The only thing I question about John’s “conclusions” are when he says that umpires are more likely to make a mistake on the low and away strike on the faster fastballs. Can we really say that? Is it just as likely that either the pitch f/x accuracy on location is worse the faster a pitch is thrown, or, perhaps even more likely, that more of the faster fastballs in that low and away section are actually very close to being a ball than are the slower pitches, because, I assume, pitchers with slower pitches have more control?
One way to test that latter hypothesis is to look at all fastballs in that lower quadrant from two groups of pitchers with the same average collective speed. One group is the good control pitchers and the other group is the bad control pitchers. If my theory is correct, the bad control group will have more called balls in that low and away part of the strike zone than the good control group.
Of course, we’d also want to know if in fact, there is a smooth, probably linear relationship, between speed of fastball and control, which I am assuming there is. At the least, we want to know the average “control” (e.g., percentage of pitches in the K zone, in general) number for each of the fastball groups (slow, medium, etc.).
Anyway, what I think is going on is that for away pitches, as a batter, you want to be late with your swing. So a fast fastball away is actually a better pitch for a batter, since he does not always know the location of the pitch until he has already started his swing. Maybe he hardly ever does. I’m not sure. So even though a slower fastball is generally easier to hit, when the pitch is outside, the fact that you want to be late on your swing, counteracts the negative value (from the pitcher’s perspective) of a slow pitch and helps the positive value of the fast fastball.
Basically, with game theory obviously a large factor in the percentages, the faster a pitcher pitches, the more he needs and wants to throw inside. Of course, there is the risk of hitting the batter with any inside pitch, especially the fastball, such that the less control you have, the less you want to throw inside, no matter what your fastball speed. There is almost no doubt though, that a pitcher who throws hard, if he rarely throws inside, for whatever reason, is NOT throwing inside enough.
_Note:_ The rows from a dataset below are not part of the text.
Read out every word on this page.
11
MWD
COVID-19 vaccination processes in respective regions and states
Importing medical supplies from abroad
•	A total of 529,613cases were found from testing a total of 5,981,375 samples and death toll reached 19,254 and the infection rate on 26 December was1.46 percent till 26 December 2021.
There are definitely some pitchers like that. There are very few soft tossers who throw inside too much, for obvious reasons, but I would also say that any soft tosser who rarely throws inside - and there are some pitchers like that too - probably don’t throw inside enough, just from a game-theory perspective.
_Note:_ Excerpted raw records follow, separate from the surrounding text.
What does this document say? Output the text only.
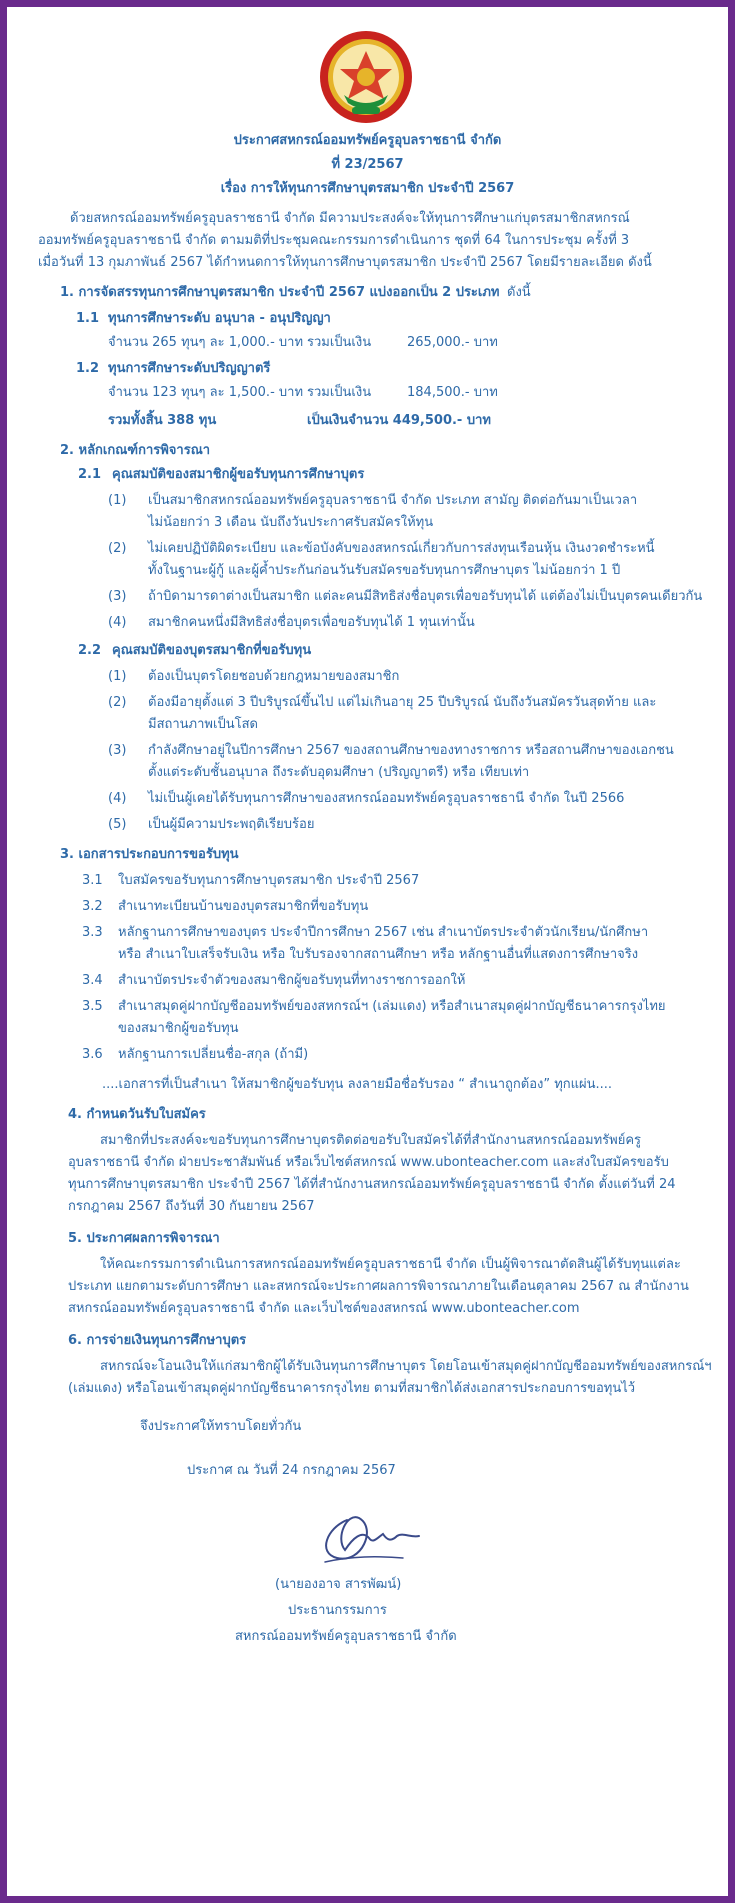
ประกาศสหกรณ์ออมทรัพย์ครูอุบลราชธานี จำกัด
ที่ 23/2567
เรื่อง การให้ทุนการศึกษาบุตรสมาชิก ประจำปี 2567
ด้วยสหกรณ์ออมทรัพย์ครูอุบลราชธานี จำกัด มีความประสงค์จะให้ทุนการศึกษาแก่บุตรสมาชิกสหกรณ์
ออมทรัพย์ครูอุบลราชธานี จำกัด ตามมติที่ประชุมคณะกรรมการดำเนินการ ชุดที่ 64 ในการประชุม ครั้งที่ 3
เมื่อวันที่ 13 กุมภาพันธ์ 2567 ได้กำหนดการให้ทุนการศึกษาบุตรสมาชิก ประจำปี 2567 โดยมีรายละเอียด ดังนี้
1. การจัดสรรทุนการศึกษาบุตรสมาชิก ประจำปี 2567 แบ่งออกเป็น 2 ประเภท ดังนี้
1.1 ทุนการศึกษาระดับ อนุบาล - อนุปริญญา
จำนวน 265 ทุนๆ ละ 1,000.- บาท รวมเป็นเงิน	265,000.- บาท
1.2 ทุนการศึกษาระดับปริญญาตรี
จำนวน 123 ทุนๆ ละ 1,500.- บาท รวมเป็นเงิน	184,500.- บาท
รวมทั้งสิ้น 388 ทุน	เป็นเงินจำนวน 449,500.- บาท
2. หลักเกณฑ์การพิจารณา
2.1 คุณสมบัติของสมาชิกผู้ขอรับทุนการศึกษาบุตร
(1) เป็นสมาชิกสหกรณ์ออมทรัพย์ครูอุบลราชธานี จำกัด ประเภท สามัญ ติดต่อกันมาเป็นเวลา
ไม่น้อยกว่า 3 เดือน นับถึงวันประกาศรับสมัครให้ทุน
(2) ไม่เคยปฏิบัติผิดระเบียบ และข้อบังคับของสหกรณ์เกี่ยวกับการส่งทุนเรือนหุ้น เงินงวดชำระหนี้
ทั้งในฐานะผู้กู้ และผู้ค้ำประกันก่อนวันรับสมัครขอรับทุนการศึกษาบุตร ไม่น้อยกว่า 1 ปี
(3) ถ้าบิดามารดาต่างเป็นสมาชิก แต่ละคนมีสิทธิส่งชื่อบุตรเพื่อขอรับทุนได้ แต่ต้องไม่เป็นบุตรคนเดียวกัน
(4) สมาชิกคนหนึ่งมีสิทธิส่งชื่อบุตรเพื่อขอรับทุนได้ 1 ทุนเท่านั้น
2.2 คุณสมบัติของบุตรสมาชิกที่ขอรับทุน
(1) ต้องเป็นบุตรโดยชอบด้วยกฎหมายของสมาชิก
(2) ต้องมีอายุตั้งแต่ 3 ปีบริบูรณ์ขึ้นไป แต่ไม่เกินอายุ 25 ปีบริบูรณ์ นับถึงวันสมัครวันสุดท้าย และ
มีสถานภาพเป็นโสด
(3) กำลังศึกษาอยู่ในปีการศึกษา 2567 ของสถานศึกษาของทางราชการ หรือสถานศึกษาของเอกชน
ตั้งแต่ระดับชั้นอนุบาล ถึงระดับอุดมศึกษา (ปริญญาตรี) หรือ เทียบเท่า
(4) ไม่เป็นผู้เคยได้รับทุนการศึกษาของสหกรณ์ออมทรัพย์ครูอุบลราชธานี จำกัด ในปี 2566
(5) เป็นผู้มีความประพฤติเรียบร้อย
3. เอกสารประกอบการขอรับทุน
3.1 ใบสมัครขอรับทุนการศึกษาบุตรสมาชิก ประจำปี 2567
3.2 สำเนาทะเบียนบ้านของบุตรสมาชิกที่ขอรับทุน
3.3 หลักฐานการศึกษาของบุตร ประจำปีการศึกษา 2567 เช่น สำเนาบัตรประจำตัวนักเรียน/นักศึกษา
หรือ สำเนาใบเสร็จรับเงิน หรือ ใบรับรองจากสถานศึกษา หรือ หลักฐานอื่นที่แสดงการศึกษาจริง
3.4 สำเนาบัตรประจำตัวของสมาชิกผู้ขอรับทุนที่ทางราชการออกให้
3.5 สำเนาสมุดคู่ฝากบัญชีออมทรัพย์ของสหกรณ์ฯ (เล่มแดง) หรือสำเนาสมุดคู่ฝากบัญชีธนาคารกรุงไทย
ของสมาชิกผู้ขอรับทุน
3.6 หลักฐานการเปลี่ยนชื่อ-สกุล (ถ้ามี)
....เอกสารที่เป็นสำเนา ให้สมาชิกผู้ขอรับทุน ลงลายมือชื่อรับรอง “ สำเนาถูกต้อง” ทุกแผ่น....
4. กำหนดวันรับใบสมัคร
สมาชิกที่ประสงค์จะขอรับทุนการศึกษาบุตรติดต่อขอรับใบสมัครได้ที่สำนักงานสหกรณ์ออมทรัพย์ครู
อุบลราชธานี จำกัด ฝ่ายประชาสัมพันธ์ หรือเว็บไซต์สหกรณ์ www.ubonteacher.com และส่งใบสมัครขอรับ
ทุนการศึกษาบุตรสมาชิก ประจำปี 2567 ได้ที่สำนักงานสหกรณ์ออมทรัพย์ครูอุบลราชธานี จำกัด ตั้งแต่วันที่ 24
กรกฎาคม 2567 ถึงวันที่ 30 กันยายน 2567
5. ประกาศผลการพิจารณา
ให้คณะกรรมการดำเนินการสหกรณ์ออมทรัพย์ครูอุบลราชธานี จำกัด เป็นผู้พิจารณาตัดสินผู้ได้รับทุนแต่ละ
ประเภท แยกตามระดับการศึกษา และสหกรณ์จะประกาศผลการพิจารณาภายในเดือนตุลาคม 2567 ณ สำนักงาน
สหกรณ์ออมทรัพย์ครูอุบลราชธานี จำกัด และเว็บไซต์ของสหกรณ์ www.ubonteacher.com
6. การจ่ายเงินทุนการศึกษาบุตร
สหกรณ์จะโอนเงินให้แก่สมาชิกผู้ได้รับเงินทุนการศึกษาบุตร โดยโอนเข้าสมุดคู่ฝากบัญชีออมทรัพย์ของสหกรณ์ฯ
(เล่มแดง) หรือโอนเข้าสมุดคู่ฝากบัญชีธนาคารกรุงไทย ตามที่สมาชิกได้ส่งเอกสารประกอบการขอทุนไว้
จึงประกาศให้ทราบโดยทั่วกัน
ประกาศ ณ วันที่ 24 กรกฎาคม 2567
(นายองอาจ สารพัฒน์)
ประธานกรรมการ
สหกรณ์ออมทรัพย์ครูอุบลราชธานี จำกัด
The other thing is that as the game situation changes, so do the values of the offensive events, such that the “run values” of the various pitches in the various zones, using context dependent run values for all of the offensive events, change a lot. That is something that really needs to be studied. What is the optimal way to pitch in the various situations - base/out state, inning, score, etc.? It changes a lot. For example, with a 1-run lead and no one on base in he 9th inning, especially with 2 outs (or anytime you are trying to avoid a home run), it is probably not correct to throw much inside, even for a hard thrower, and certainly not for a soft tosser. Of course, lots of this stuff pitchers, managers and pitching coaches already know intuitively, but I am sure there is a lot that can be tweaked with these kinds of analyses, and I am sure there is a lot that they know that will prove to be wrong. How can there not be?